| If you add up the box office receipts of all his films, Harrison Ford 
        is by some distance the biggest star of all time. Eddie Murphy currently 
        sits fifth in this table, which might explain his recent focus on big 
        studio family films. With no apparent interest in writing or directing 
        after the disastrous Harlem Nights, perhaps his motivation is simply to 
        entertain more people than anyone in history. Then again, it could be 
        the $20 million he gets for each film
 It seems charitable to come up with some excuse for his participation 
        in The Haunted Mansion, for there's nothing in the script to recommend 
        it. Murphy plays Jim Evers, a cheesy estate agent who neglects his family 
        to focus on work. Jim promises to take his family away for the weekend, 
        but on the way he makes them stop at one last call, a baroque mansion 
        which has just come on the market. Naturally, complications arise, and 
        before long he and his family are trapped in a nightmare involving ghosts, 
        secret passages, and an ancient mystery.
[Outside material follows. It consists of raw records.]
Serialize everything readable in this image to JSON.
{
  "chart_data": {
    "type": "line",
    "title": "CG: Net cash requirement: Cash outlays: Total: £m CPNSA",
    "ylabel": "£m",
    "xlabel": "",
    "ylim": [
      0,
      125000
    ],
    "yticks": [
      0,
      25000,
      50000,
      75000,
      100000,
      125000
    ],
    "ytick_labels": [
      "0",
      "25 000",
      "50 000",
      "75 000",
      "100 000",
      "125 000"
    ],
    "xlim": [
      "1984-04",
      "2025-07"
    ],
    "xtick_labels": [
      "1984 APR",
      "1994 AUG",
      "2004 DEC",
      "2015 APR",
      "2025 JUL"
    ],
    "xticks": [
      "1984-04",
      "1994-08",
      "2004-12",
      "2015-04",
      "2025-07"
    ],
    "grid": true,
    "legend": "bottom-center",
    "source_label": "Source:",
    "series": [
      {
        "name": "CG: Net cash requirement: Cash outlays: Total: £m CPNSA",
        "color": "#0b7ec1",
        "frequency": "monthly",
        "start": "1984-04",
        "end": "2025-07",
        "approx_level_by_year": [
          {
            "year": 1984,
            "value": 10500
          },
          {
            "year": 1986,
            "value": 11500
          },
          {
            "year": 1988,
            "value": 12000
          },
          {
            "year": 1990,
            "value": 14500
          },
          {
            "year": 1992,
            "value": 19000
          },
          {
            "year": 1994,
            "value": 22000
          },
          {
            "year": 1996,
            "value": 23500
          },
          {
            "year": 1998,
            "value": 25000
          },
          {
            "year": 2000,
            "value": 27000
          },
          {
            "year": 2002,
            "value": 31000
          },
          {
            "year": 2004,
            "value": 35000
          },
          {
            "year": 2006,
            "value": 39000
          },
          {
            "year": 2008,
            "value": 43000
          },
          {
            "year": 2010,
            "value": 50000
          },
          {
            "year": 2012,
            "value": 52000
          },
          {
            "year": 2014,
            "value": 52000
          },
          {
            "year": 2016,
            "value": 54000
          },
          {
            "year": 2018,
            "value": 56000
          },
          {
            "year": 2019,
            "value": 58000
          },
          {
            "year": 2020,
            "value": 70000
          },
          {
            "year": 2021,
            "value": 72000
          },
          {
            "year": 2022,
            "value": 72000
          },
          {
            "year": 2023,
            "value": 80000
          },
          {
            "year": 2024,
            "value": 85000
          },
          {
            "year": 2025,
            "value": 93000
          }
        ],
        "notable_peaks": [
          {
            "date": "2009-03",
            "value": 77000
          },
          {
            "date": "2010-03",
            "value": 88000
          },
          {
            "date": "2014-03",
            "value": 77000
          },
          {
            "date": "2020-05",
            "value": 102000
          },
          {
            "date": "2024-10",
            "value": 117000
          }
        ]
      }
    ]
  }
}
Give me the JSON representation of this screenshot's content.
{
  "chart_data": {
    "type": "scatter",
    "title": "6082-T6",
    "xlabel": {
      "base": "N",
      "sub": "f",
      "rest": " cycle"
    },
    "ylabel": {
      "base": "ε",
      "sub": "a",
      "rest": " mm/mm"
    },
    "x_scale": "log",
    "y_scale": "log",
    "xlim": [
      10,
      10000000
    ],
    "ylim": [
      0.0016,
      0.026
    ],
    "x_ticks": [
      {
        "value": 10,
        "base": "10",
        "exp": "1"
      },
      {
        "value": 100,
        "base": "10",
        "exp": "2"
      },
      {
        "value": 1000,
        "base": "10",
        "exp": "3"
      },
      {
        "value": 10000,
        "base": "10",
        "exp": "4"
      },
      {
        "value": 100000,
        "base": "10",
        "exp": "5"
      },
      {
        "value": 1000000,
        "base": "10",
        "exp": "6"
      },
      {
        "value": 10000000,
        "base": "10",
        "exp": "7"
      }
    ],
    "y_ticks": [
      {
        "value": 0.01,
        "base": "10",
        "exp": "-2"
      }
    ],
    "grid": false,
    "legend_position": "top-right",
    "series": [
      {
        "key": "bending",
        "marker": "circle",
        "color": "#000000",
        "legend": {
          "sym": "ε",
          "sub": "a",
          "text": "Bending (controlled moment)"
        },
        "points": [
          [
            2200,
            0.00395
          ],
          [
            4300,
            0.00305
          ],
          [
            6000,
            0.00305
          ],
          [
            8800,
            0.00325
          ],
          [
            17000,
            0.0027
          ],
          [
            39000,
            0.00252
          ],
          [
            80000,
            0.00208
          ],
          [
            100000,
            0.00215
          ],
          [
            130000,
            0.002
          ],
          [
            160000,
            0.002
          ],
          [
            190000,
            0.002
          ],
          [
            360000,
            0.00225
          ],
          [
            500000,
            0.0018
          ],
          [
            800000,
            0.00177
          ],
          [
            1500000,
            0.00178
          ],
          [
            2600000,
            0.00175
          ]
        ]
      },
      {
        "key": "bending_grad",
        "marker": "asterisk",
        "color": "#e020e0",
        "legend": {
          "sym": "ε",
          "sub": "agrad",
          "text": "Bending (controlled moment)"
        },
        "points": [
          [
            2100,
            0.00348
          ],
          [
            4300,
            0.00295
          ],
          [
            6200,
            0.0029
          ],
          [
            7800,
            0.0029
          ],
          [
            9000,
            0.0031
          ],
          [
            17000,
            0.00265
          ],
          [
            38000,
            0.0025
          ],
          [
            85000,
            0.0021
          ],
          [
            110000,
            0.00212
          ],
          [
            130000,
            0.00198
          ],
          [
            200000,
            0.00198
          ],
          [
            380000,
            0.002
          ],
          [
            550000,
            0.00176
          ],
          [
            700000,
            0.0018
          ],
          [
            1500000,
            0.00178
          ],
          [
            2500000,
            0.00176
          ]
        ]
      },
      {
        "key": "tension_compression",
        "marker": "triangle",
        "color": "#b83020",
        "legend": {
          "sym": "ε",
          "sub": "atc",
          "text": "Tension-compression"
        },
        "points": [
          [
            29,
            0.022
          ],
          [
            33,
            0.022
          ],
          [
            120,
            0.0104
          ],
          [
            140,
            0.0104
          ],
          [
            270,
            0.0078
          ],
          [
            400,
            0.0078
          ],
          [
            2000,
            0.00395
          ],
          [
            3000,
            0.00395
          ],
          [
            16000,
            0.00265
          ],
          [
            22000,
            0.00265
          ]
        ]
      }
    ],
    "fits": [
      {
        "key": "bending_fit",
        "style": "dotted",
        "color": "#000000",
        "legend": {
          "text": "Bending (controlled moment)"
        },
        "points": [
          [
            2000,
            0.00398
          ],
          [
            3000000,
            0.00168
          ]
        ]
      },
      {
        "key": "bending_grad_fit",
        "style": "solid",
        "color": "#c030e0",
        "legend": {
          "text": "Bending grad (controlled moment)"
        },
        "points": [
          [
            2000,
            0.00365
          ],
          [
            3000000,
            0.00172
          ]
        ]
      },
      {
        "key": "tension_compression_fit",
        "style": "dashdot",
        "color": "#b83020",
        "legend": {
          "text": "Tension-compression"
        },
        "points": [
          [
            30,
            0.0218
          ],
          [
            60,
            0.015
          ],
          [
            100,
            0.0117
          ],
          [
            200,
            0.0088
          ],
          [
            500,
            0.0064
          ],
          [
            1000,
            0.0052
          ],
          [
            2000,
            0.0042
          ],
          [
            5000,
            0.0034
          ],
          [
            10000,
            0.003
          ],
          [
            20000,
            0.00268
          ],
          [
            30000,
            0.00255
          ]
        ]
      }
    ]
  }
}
 The Haunted Mansion is based on a Disney ride, but this is a creaky merry-go-round 
        compared with the thrilling rollercoaster that was Pirates Of The Caribbean. 
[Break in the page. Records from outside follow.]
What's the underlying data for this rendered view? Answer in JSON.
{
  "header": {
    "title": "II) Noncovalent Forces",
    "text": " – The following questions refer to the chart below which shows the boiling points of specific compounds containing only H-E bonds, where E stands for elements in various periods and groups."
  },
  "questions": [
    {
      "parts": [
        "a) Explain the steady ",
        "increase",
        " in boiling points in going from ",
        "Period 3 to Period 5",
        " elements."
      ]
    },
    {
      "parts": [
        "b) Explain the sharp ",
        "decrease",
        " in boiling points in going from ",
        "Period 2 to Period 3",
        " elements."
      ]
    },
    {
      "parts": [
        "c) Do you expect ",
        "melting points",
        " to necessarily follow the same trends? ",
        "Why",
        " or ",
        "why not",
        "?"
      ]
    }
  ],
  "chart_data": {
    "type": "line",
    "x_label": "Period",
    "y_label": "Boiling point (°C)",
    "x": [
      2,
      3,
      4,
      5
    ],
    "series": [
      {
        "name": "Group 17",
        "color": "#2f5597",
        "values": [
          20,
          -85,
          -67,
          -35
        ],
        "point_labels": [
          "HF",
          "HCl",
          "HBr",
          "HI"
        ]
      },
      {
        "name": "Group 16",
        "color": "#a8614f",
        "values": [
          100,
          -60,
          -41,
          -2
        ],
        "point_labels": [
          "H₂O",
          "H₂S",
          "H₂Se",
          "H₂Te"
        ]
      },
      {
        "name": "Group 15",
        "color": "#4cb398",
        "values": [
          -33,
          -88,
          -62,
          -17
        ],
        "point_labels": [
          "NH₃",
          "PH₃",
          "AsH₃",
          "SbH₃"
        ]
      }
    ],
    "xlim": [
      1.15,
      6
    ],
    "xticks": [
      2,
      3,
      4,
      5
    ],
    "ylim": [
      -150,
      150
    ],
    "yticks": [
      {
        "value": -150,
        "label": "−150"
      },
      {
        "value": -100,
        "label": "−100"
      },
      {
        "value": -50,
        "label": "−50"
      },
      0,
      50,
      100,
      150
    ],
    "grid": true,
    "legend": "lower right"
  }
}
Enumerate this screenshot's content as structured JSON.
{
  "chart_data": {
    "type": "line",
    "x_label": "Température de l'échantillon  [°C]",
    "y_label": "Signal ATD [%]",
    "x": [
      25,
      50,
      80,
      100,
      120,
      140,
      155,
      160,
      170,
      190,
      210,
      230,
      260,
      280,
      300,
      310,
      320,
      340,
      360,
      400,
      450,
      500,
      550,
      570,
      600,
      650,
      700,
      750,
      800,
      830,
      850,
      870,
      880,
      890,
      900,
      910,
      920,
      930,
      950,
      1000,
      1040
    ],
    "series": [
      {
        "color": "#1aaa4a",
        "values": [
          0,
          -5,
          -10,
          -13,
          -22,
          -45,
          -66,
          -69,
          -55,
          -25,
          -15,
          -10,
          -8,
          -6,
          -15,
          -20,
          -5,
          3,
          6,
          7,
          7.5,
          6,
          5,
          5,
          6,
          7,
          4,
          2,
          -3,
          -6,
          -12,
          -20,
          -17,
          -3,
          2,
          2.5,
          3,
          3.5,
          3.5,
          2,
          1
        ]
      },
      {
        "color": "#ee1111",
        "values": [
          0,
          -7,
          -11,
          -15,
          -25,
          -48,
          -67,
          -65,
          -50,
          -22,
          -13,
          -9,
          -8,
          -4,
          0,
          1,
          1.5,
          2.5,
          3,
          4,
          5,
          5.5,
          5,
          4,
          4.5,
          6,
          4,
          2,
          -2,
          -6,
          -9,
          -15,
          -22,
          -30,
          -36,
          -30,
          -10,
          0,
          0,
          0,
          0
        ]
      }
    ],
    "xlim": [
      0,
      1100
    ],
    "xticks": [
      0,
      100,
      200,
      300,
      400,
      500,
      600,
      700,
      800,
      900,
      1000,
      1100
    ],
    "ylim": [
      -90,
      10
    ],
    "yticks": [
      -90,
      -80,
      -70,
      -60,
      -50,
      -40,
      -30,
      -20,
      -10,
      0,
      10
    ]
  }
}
        Murphy's character is prissy and vain, a man who avoids getting out of 
        his car in case his shoes get dirty. Marsha Thomason, Shazza in TV's Playing 
        The Field, is stunning but bland as his wife, and the comic turns (Terence 
        Stamp, Wallace Shawn and Jennifer Tilly) are left embarrassingly adrift 
        by a humour-free script. This is, of course, a kids' film, but kids are 
        just as sensitive to weak storytelling and non-jokes as adults, and possessed 
        statues singing barbershop quartets is a non-joke. What's perhaps most troubling is Disney's apparent policy of discreetly 
        including racial tension as a plot element in its films. The Lion King's 
        hyenas were clearly identified as being black, in a move that seemed purely 
        designed to reinforce the antagonism between the two sets of characters. 
        Here at least the subtext is slightly less inflammatory; the reason the 
        family are trapped in the mansion is because Murphy's (black) wife is 
        the spitting image of the woman who had a love affair with the owner centuries 
        ago, but could never marry him because 'they were from two different worlds'; 
        Disney-speak for 'she was black' apparently. The Haunted Mansion is just a kids' film, but it's a rubbish one. Treat 
        the family and rent Robin Hood instead.